# Yamaha YPA-700 and YPA-1000



## Uni-Bear (Aug 12, 2013)

Hey guys, 

Trying to get peoples opinion on the Yamaha YPA-700 and YPA-1000 amps. Anyone ever run these or have information on them? I'm trying to build a HQ system for my car. Heard these sounded great if you were going the HQ route. So any information would be greatly appreciated.

Also what are some other great amps out there for sound quality? 

Thanks again for your time and input.


----------



## dealer (Jul 31, 2013)

Good Good, clean old school amps, but not overpowering or overwhelming. Depends on budget and what you can get them for.


----------



## Uni-Bear (Aug 12, 2013)

I got a YPA-700 for 70 and found a YPA-1000 for 40. Talking to the guy about the 1000 right now. I'm trying to go the old school route for the speakers. I'm willing to spend 200 or so on a HQ amp for the speakers. I want clear sound.


----------



## dealer (Jul 31, 2013)

Uni-Bear said:


> I got a YPA-700 for 70 and found a YPA-1000 for 40. Talking to the guy about the 1000 right now. I'm trying to go the old school route for the speakers. I'm willing to spend 200 or so on a HQ amp for the speakers. I want clear sound.

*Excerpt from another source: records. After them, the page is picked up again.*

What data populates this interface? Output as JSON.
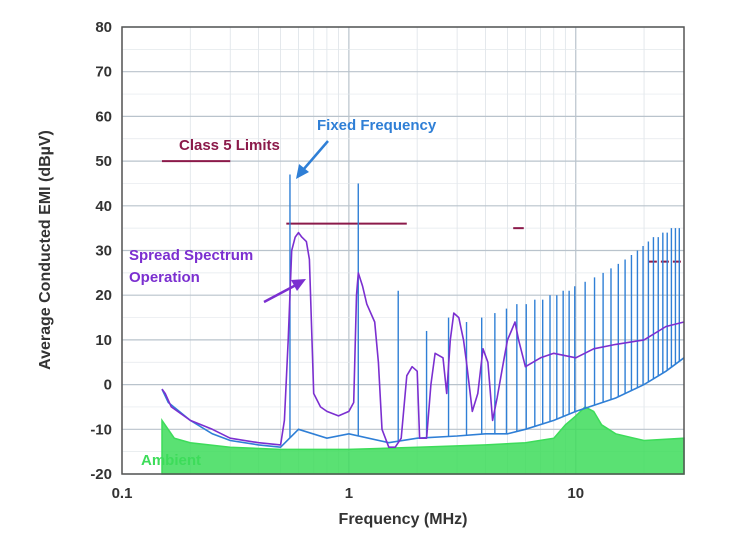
{
  "chart_data": {
    "type": "line",
    "xlabel": "Frequency (MHz)",
    "ylabel": "Average Conducted EMI (dBµV)",
    "x_scale": "log",
    "xlim": [
      0.1,
      30
    ],
    "ylim": [
      -20,
      80
    ],
    "x_ticks": [
      {
        "value": 0.1,
        "label": "0.1"
      },
      {
        "value": 1,
        "label": "1"
      },
      {
        "value": 10,
        "label": "10"
      }
    ],
    "y_ticks": [
      -20,
      -10,
      0,
      10,
      20,
      30,
      40,
      50,
      60,
      70,
      80
    ],
    "grid": true,
    "annotations": [
      {
        "text": "Class 5 Limits",
        "color": "#8b1a4a"
      },
      {
        "text": "Fixed Frequency",
        "color": "#2f7fd6"
      },
      {
        "text": "Spread Spectrum",
        "color": "#7b2fd0"
      },
      {
        "text": "Operation",
        "color": "#7b2fd0"
      },
      {
        "text": "Ambient",
        "color": "#3ddc5a"
      }
    ],
    "limits": [
      {
        "x": [
          0.15,
          0.3
        ],
        "y": 50
      },
      {
        "x": [
          0.53,
          1.8
        ],
        "y": 36
      },
      {
        "x": [
          5.3,
          5.9
        ],
        "y": 35
      },
      {
        "x": [
          21,
          30
        ],
        "y": 27.5
      }
    ],
    "series": [
      {
        "name": "Fixed Frequency",
        "color": "#2f7fd6",
        "baseline": [
          [
            0.15,
            -1
          ],
          [
            0.16,
            -4
          ],
          [
            0.2,
            -8
          ],
          [
            0.25,
            -11
          ],
          [
            0.3,
            -12.5
          ],
          [
            0.4,
            -13.5
          ],
          [
            0.5,
            -14
          ],
          [
            0.6,
            -10
          ],
          [
            0.8,
            -12
          ],
          [
            1,
            -11
          ],
          [
            1.5,
            -13
          ],
          [
            2,
            -12
          ],
          [
            3,
            -11.5
          ],
          [
            4,
            -11
          ],
          [
            5,
            -11
          ],
          [
            6,
            -10
          ],
          [
            8,
            -8
          ],
          [
            10,
            -6
          ],
          [
            15,
            -3
          ],
          [
            20,
            0
          ],
          [
            25,
            3
          ],
          [
            30,
            6
          ]
        ],
        "spikes": [
          [
            0.55,
            47
          ],
          [
            1.1,
            45
          ],
          [
            1.65,
            21
          ],
          [
            2.2,
            12
          ],
          [
            2.75,
            15
          ],
          [
            3.3,
            14
          ],
          [
            3.85,
            15
          ],
          [
            4.4,
            16
          ],
          [
            4.95,
            17
          ],
          [
            5.5,
            18
          ],
          [
            6.05,
            18
          ],
          [
            6.6,
            19
          ],
          [
            7.15,
            19
          ],
          [
            7.7,
            20
          ],
          [
            8.25,
            20
          ],
          [
            8.8,
            21
          ],
          [
            9.35,
            21
          ],
          [
            9.9,
            22
          ],
          [
            11,
            23
          ],
          [
            12.1,
            24
          ],
          [
            13.2,
            25
          ],
          [
            14.3,
            26
          ],
          [
            15.4,
            27
          ],
          [
            16.5,
            28
          ],
          [
            17.6,
            29
          ],
          [
            18.7,
            30
          ],
          [
            19.8,
            31
          ],
          [
            20.9,
            32
          ],
          [
            22,
            33
          ],
          [
            23.1,
            33
          ],
          [
            24.2,
            34
          ],
          [
            25.3,
            34
          ],
          [
            26.4,
            35
          ],
          [
            27.5,
            35
          ],
          [
            28.6,
            35
          ]
        ]
      },
      {
        "name": "Spread Spectrum Operation",
        "color": "#7b2fd0",
        "points": [
          [
            0.15,
            -1
          ],
          [
            0.155,
            -2
          ],
          [
            0.165,
            -5
          ],
          [
            0.2,
            -8
          ],
          [
            0.25,
            -10
          ],
          [
            0.3,
            -12
          ],
          [
            0.4,
            -13
          ],
          [
            0.5,
            -13.5
          ],
          [
            0.52,
            -8
          ],
          [
            0.54,
            10
          ],
          [
            0.56,
            30
          ],
          [
            0.58,
            33
          ],
          [
            0.6,
            34
          ],
          [
            0.62,
            33
          ],
          [
            0.65,
            32
          ],
          [
            0.67,
            28
          ],
          [
            0.7,
            -2
          ],
          [
            0.75,
            -5
          ],
          [
            0.8,
            -6
          ],
          [
            0.9,
            -7
          ],
          [
            1,
            -6
          ],
          [
            1.05,
            -4
          ],
          [
            1.08,
            20
          ],
          [
            1.1,
            25
          ],
          [
            1.15,
            22
          ],
          [
            1.2,
            18
          ],
          [
            1.3,
            14
          ],
          [
            1.35,
            5
          ],
          [
            1.4,
            -10
          ],
          [
            1.5,
            -14
          ],
          [
            1.6,
            -14
          ],
          [
            1.7,
            -12
          ],
          [
            1.75,
            -5
          ],
          [
            1.8,
            2
          ],
          [
            1.9,
            4
          ],
          [
            2,
            3
          ],
          [
            2.05,
            -12
          ],
          [
            2.2,
            -12
          ],
          [
            2.3,
            0
          ],
          [
            2.4,
            7
          ],
          [
            2.6,
            6
          ],
          [
            2.7,
            -2
          ],
          [
            2.8,
            10
          ],
          [
            2.9,
            16
          ],
          [
            3.05,
            15
          ],
          [
            3.2,
            10
          ],
          [
            3.3,
            5
          ],
          [
            3.5,
            -6
          ],
          [
            3.7,
            -2
          ],
          [
            3.9,
            8
          ],
          [
            4.1,
            5
          ],
          [
            4.3,
            -8
          ],
          [
            4.5,
            -3
          ],
          [
            4.8,
            5
          ],
          [
            5,
            10
          ],
          [
            5.2,
            12
          ],
          [
            5.4,
            14
          ],
          [
            5.6,
            10
          ],
          [
            6,
            4
          ],
          [
            7,
            6
          ],
          [
            8,
            7
          ],
          [
            10,
            6
          ],
          [
            12,
            8
          ],
          [
            15,
            9
          ],
          [
            20,
            10
          ],
          [
            25,
            13
          ],
          [
            30,
            14
          ]
        ]
      },
      {
        "name": "Ambient",
        "color": "#3ddc5a",
        "points": [
          [
            0.15,
            -8
          ],
          [
            0.17,
            -12
          ],
          [
            0.2,
            -13
          ],
          [
            0.3,
            -14
          ],
          [
            0.5,
            -14.5
          ],
          [
            1,
            -14.5
          ],
          [
            2,
            -14
          ],
          [
            4,
            -13.5
          ],
          [
            6,
            -13
          ],
          [
            8,
            -12
          ],
          [
            9,
            -9
          ],
          [
            10,
            -7
          ],
          [
            11,
            -5
          ],
          [
            12,
            -6
          ],
          [
            13,
            -9
          ],
          [
            15,
            -11
          ],
          [
            20,
            -12.5
          ],
          [
            30,
            -12
          ]
        ]
      }
    ]
  }
}
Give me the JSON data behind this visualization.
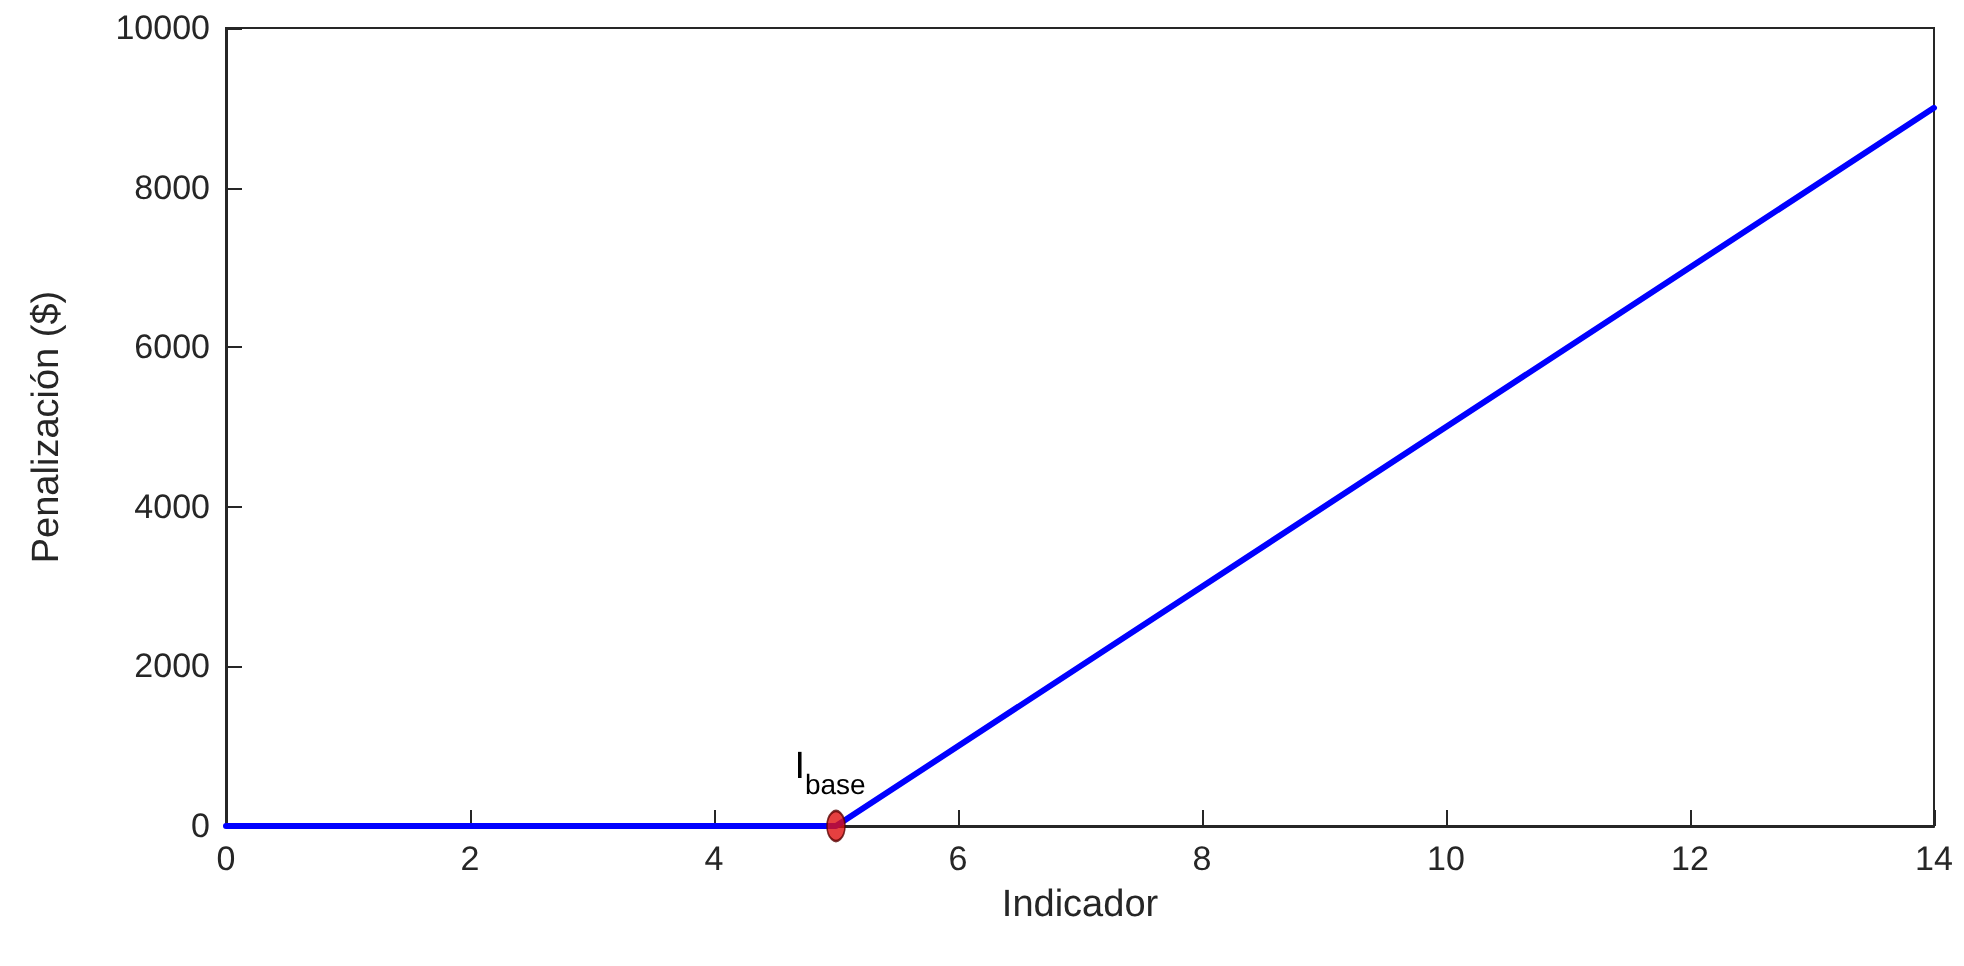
{
  "chart_data": {
    "type": "line",
    "xlabel": "Indicador",
    "ylabel": "Penalización ($)",
    "xlim": [
      0,
      14
    ],
    "xticks": [
      0,
      2,
      4,
      6,
      8,
      10,
      12,
      14
    ],
    "ylim": [
      0,
      10000
    ],
    "yticks": [
      0,
      2000,
      4000,
      6000,
      8000,
      10000
    ],
    "grid": false,
    "series": [
      {
        "x": [
          0,
          5,
          14
        ],
        "values": [
          0,
          0,
          9000
        ],
        "color": "#0000ff",
        "marker": "none",
        "line_style": "solid"
      },
      {
        "type": "scatter",
        "x": [
          5
        ],
        "values": [
          0
        ],
        "color": "#e01010",
        "marker": "circle"
      }
    ],
    "annotations": [
      {
        "text": "I$_{base}$",
        "x": 5,
        "y": 0
      }
    ]
  }
}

Cool, i got a set of infinity perfect 5's, NIB, fs 175.00.


----------



## mmmark (Sep 3, 2013)

Did you end up getting the YPA-1000?


----------



## Uni-Bear (Aug 12, 2013)

No very sadly not. The deal fell through. I did get the 750 though. Still looking for the 1000.

Sent from my SGH-T989 using Tapatalk 4


----------



## monroe2222 (Sep 19, 2020)

I know this is a really old post but i have a new in the box YPA-1000 if by chance you are still interested.


----------